Redaktion, 08.12.2011

Freya5506
0 | 08.12.2011, 22:35

ich kommentiere sehr selten, hier tue ich es!

Sie befassen sich mit einer 50+ Generation, Erfahrungen mit Ausgaben für Weihnachtsgeschenke, überhaupt Punkt 1 - 10 wurden hier bestimmt schon gemacht.
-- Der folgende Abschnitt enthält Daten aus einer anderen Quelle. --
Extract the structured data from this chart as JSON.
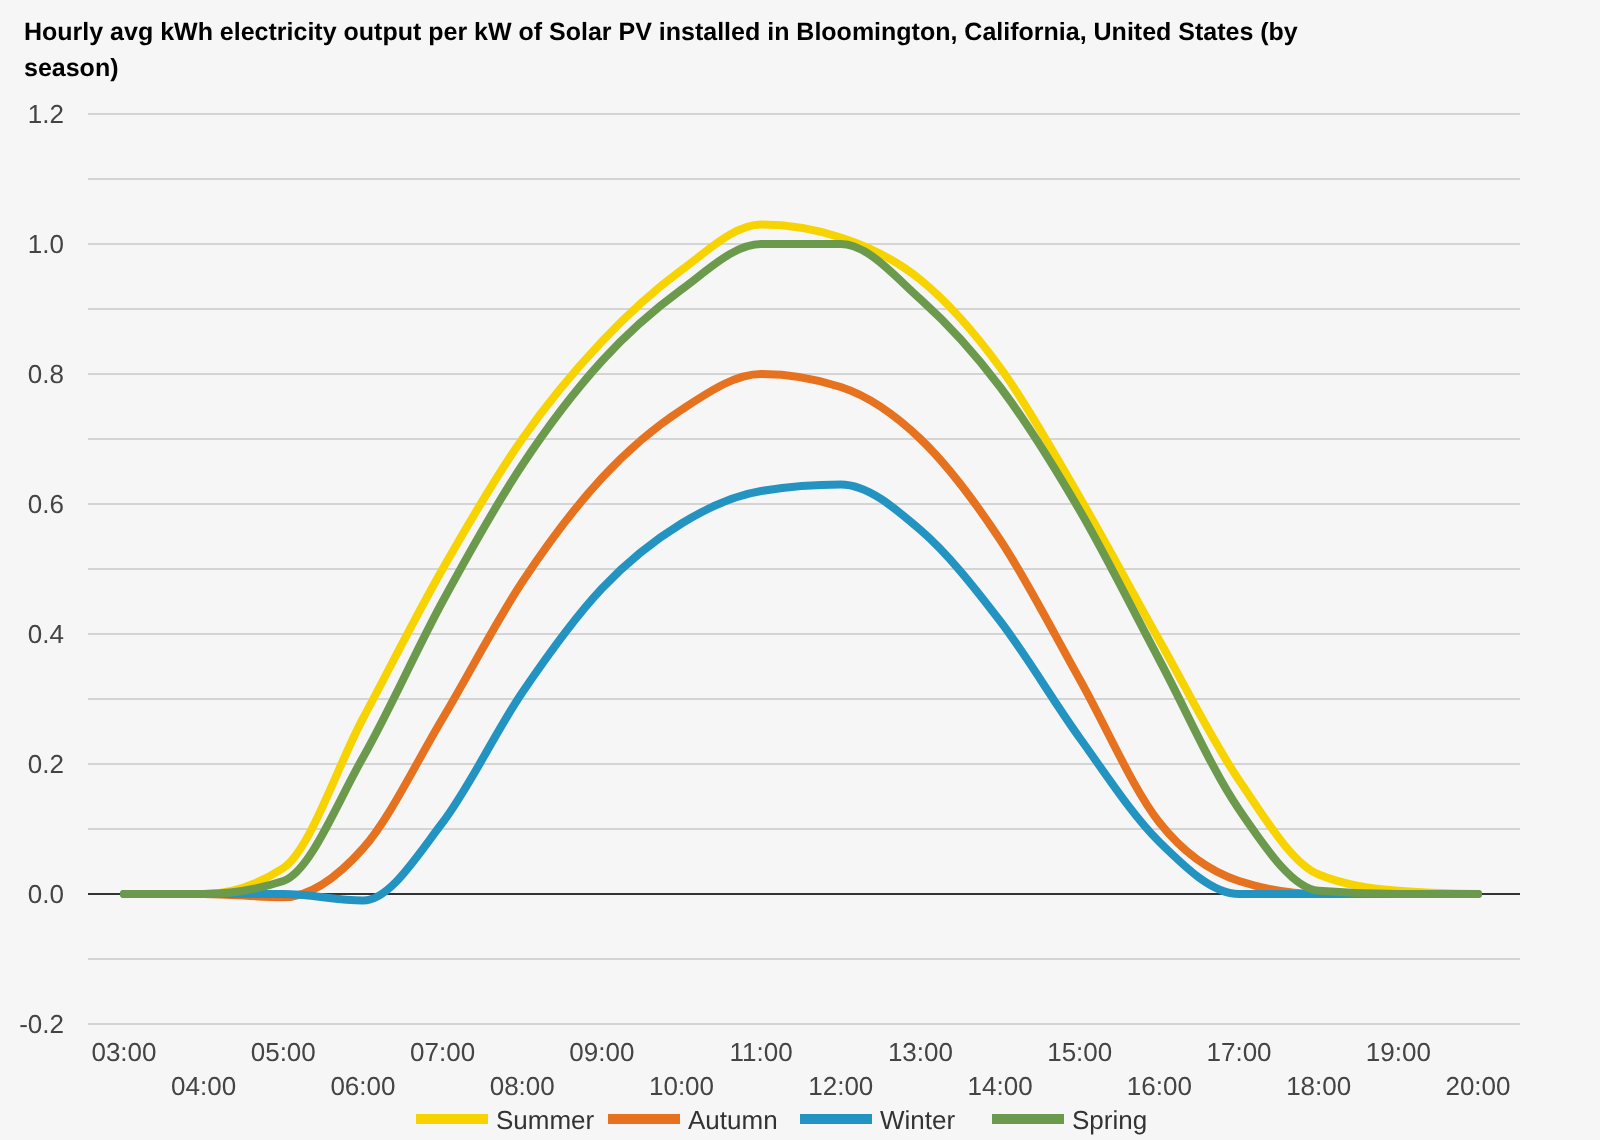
{
  "chart_data": {
    "type": "line",
    "title": "Hourly avg kWh electricity output per kW of Solar PV installed in Bloomington, California, United States (by season)",
    "categories": [
      "03:00",
      "04:00",
      "05:00",
      "06:00",
      "07:00",
      "08:00",
      "09:00",
      "10:00",
      "11:00",
      "12:00",
      "13:00",
      "14:00",
      "15:00",
      "16:00",
      "17:00",
      "18:00",
      "19:00",
      "20:00"
    ],
    "series": [
      {
        "name": "Summer",
        "color": "#f7d300",
        "values": [
          0,
          0,
          0.04,
          0.27,
          0.5,
          0.7,
          0.85,
          0.96,
          1.03,
          1.01,
          0.945,
          0.81,
          0.61,
          0.39,
          0.175,
          0.03,
          0.005,
          0
        ]
      },
      {
        "name": "Autumn",
        "color": "#e6711e",
        "values": [
          0,
          0,
          -0.005,
          0.07,
          0.27,
          0.48,
          0.64,
          0.745,
          0.8,
          0.78,
          0.7,
          0.545,
          0.33,
          0.11,
          0.02,
          0,
          0,
          0
        ]
      },
      {
        "name": "Winter",
        "color": "#2394c2",
        "values": [
          0,
          0,
          0,
          -0.01,
          0.11,
          0.31,
          0.47,
          0.57,
          0.62,
          0.63,
          0.56,
          0.42,
          0.24,
          0.08,
          0,
          0,
          0,
          0
        ]
      },
      {
        "name": "Spring",
        "color": "#6b9a4c",
        "values": [
          0,
          0,
          0.02,
          0.21,
          0.45,
          0.66,
          0.82,
          0.93,
          1.0,
          1.0,
          0.915,
          0.78,
          0.59,
          0.36,
          0.13,
          0.005,
          0,
          0
        ]
      }
    ],
    "ylim": [
      -0.2,
      1.2
    ],
    "yticks": [
      -0.2,
      {
        "value": -0.1,
        "label": null
      },
      "0.0",
      {
        "value": 0.1,
        "label": null
      },
      0.2,
      {
        "value": 0.3,
        "label": null
      },
      0.4,
      {
        "value": 0.5,
        "label": null
      },
      0.6,
      {
        "value": 0.7,
        "label": null
      },
      0.8,
      {
        "value": 0.9,
        "label": null
      },
      "1.0",
      {
        "value": 1.1,
        "label": null
      },
      1.2
    ],
    "grid": "y",
    "legend": "bottom",
    "line_style": "solid",
    "marker": "none"
  }
}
Trifft jedenfalls für mich als 56 jähr.und meinem Bekanntenkreis zu.
...wir reden darüber!

Gruß an die Redaktion







Nix für ungut, viele Zeitschriften weisen darauf hin!
Hier sind 50+ler!


schmunzel!

ninanachteule
0 | 08.12.2011, 15:34

Zu Nr3....Weihnachtsmärkte
Was ihr da geschrieben habt, trifft aber nur auf die Weihnachts-Märkte in den Städten zu.
Auf Weihnachtsmärkten in ländlichen Regionen, auf Bauernhöfen usw.
kann man für wenig Geld noch richtig schöne Sachen bekommen.Handgearbeitete Sachen,
geschmiedete, gedrechselte usw.
Höchstwahrscheinlich deswegen, weil dort keine
Horror-Standmieten bezahlt werden müssen.
Diese Weihnachts-Märkte auf dem Lande sind wirklich zu empfehlen!